By Tech. Sgt. Devin Fisher | NORAD-USNORTHCOM Public Affairs | October 04, 2005

PETERSON AIR FORCE BASE, Colo. – Look on the past with pride, but never forget there is still work to be done.

This was the message U.S. Northern Command Deputy Commander Lt. Gen. Joseph Inge had for the men and women of his command Sept. 30 during its third anniversary celebration.

“I’d be remiss if I didn’t thank every one of you for the work you’ve done over the last years, but certainly over the last month [in support of Hurricanes Katrina and Rita],” Inge said. “Be proud of what you’ve done, be grateful for what you’ve done, but remember, there’s [still] work to be done.”

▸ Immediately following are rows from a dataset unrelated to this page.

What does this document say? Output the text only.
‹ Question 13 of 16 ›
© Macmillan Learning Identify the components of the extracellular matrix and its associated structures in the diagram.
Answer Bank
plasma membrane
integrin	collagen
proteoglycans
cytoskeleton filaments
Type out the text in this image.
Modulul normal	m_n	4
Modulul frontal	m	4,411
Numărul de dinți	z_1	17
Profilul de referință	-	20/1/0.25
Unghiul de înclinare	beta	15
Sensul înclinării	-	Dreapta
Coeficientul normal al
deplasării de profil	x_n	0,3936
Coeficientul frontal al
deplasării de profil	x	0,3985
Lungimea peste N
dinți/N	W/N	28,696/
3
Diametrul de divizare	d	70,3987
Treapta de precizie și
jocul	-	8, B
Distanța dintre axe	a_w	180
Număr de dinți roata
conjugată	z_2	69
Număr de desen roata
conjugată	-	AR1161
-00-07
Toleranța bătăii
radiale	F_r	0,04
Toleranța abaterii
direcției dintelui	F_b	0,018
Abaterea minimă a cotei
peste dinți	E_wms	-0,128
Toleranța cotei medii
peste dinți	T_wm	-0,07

U.S. Northern Command was created in the wake of the Sept. 11 terrorist attacks to serve as the Department of Defense’s lead for homeland defense and defense support to civil authorities.

“We’re an operating place,” Inge said, “and we will continue in that vein. We will continue to serve our countries and its citizens.”

Since its inception Oct. 1, 2002, USNORTHCOM’s mission is to deter, prevent and defeat threats and aggression aimed at the United States and its interests within its assigned area of responsibility - generally the North American continent and maritime approaches out to approximately 500 nautical miles from the coastline. Additionally, USNORTHCOM provides assistance to a primary federal agency responding to an emergency situation that exceeds the capabilities of local, state and federal agencies to help mitigate disasters and their after-effects.

In just three years, USNORTHCOM has been called on to play a vital role in defending the homeland through operations such as Noble Eagle and provide defense support to civil authorities in situations such as Hurricanes Katrina and Rita.

In addition to these requests, the command refines its skills and builds interagency relationships through its rigorous training and exercise program, which includes at least two major exercises each year based on simultaneous terrorist attack and natural disaster scenarios.

“The nation needs us,” Inge said. “We live in times of trouble where our adversaries have not gone away and we remain one of our nation’s lines of defense.”

Supporting civilian agencies, like most recently the Federal Emergency Management Agency in Hurricane Katrina and Rita relief efforts, in no way detracts from the command’s number one job, assures USNORTHCOM Commander Adm. Timothy J. Keating.

"Northern Command’s primary mission is homeland defense, and our vigilance in that regard is unwavering," said Keating. As always, "we are watching our ports, our skies [and] our borders."